L'adolescent âgé de 16 ans avait été retrouvé mort poignardé le 30 mars 2017 dans une mare du parc Délicourt à Ham dans la Somme, à quelques centaines de mètres du lycée Peltier où il était interne en seconde. 

Tout au long du procès, l'accusé âgé aujourd'hui de 21 ans, n'a cessé de nier les faits malgré les aveux d'un autre lycéen, accusé, lui, de faux témoignage. Devant la cour, ce dernier avait confirmé avoir suivi son camarade sur les lieux du décès quelques heures après la mort de l'adolescent, et y avoir vu son corps sans vie.
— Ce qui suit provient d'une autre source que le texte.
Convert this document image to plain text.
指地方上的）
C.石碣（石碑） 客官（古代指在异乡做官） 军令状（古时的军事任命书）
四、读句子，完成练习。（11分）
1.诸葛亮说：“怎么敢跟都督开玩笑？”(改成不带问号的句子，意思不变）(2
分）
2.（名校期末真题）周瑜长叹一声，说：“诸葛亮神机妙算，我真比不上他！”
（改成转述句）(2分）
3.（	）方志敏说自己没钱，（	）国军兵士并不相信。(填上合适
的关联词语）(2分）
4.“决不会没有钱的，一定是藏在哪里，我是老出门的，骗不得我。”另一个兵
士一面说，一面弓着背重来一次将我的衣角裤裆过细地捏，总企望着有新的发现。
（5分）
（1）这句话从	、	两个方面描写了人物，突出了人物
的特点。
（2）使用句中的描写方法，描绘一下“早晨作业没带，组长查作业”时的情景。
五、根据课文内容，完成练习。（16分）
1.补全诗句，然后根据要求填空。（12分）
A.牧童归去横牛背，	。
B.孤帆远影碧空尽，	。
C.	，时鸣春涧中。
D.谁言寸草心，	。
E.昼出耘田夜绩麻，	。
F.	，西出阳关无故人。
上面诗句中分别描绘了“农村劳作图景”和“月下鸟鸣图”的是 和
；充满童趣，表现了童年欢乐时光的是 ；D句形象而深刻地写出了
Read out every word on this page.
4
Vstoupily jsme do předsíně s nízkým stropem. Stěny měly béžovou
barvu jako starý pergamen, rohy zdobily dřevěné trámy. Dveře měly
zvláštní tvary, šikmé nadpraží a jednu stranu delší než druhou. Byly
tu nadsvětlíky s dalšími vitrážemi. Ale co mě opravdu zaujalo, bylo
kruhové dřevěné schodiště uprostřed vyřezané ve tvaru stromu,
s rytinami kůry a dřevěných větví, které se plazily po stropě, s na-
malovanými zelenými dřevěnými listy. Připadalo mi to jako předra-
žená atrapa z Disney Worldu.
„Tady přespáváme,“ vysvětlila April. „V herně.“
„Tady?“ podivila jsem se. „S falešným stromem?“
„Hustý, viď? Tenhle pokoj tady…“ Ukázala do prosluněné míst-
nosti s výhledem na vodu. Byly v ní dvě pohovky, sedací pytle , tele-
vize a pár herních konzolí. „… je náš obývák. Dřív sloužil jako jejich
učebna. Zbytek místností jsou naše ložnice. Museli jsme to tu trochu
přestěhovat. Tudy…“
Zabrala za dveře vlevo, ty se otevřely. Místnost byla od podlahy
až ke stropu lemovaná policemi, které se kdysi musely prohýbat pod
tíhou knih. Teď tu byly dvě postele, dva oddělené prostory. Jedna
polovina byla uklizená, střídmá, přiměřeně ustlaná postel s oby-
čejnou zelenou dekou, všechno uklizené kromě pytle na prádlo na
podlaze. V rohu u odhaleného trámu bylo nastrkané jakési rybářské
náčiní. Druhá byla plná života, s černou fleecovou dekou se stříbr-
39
Des traces de sang avaient aussi été retrouvées sur les chaussures de l'accusé. Pour autant, la défense avait insisté sur les "zones d'ombre" du dossier, notamment sur une absence de mobile.

L'excuse de minorité pourrait ne pas être retenue en appel

Pour Me Guillaume Demarcq, avocat de la famille de Clément Brisse, cette démarche de faire appel est risquée pour l'accusé qui risquerait de perdre l'excuse de minorité et pourrait encourir la peine maximale de 30 ans de prison.

Devant la cour d'assises des mineurs de la Somme, le parquet avait requis 20 ans de réclusion, demandant ainsi d'écarter l'excuse de minorité qui ramène la peine encourue à la moitié de celle prévue pour les majeurs. Un point que les jurés n'avaient pas retenu, condamnant l'accusé au maximum de 15 ans de réclusion criminelle prévu par la loi.

Toujours selon l'avocat de la famille de la victime, une nouvelle audience signifie aussi reporter le travail de deuil. Ce procès en appel pourrait se tenir d'ici un an devant la cour d'assises de Beauvais ou de Laon.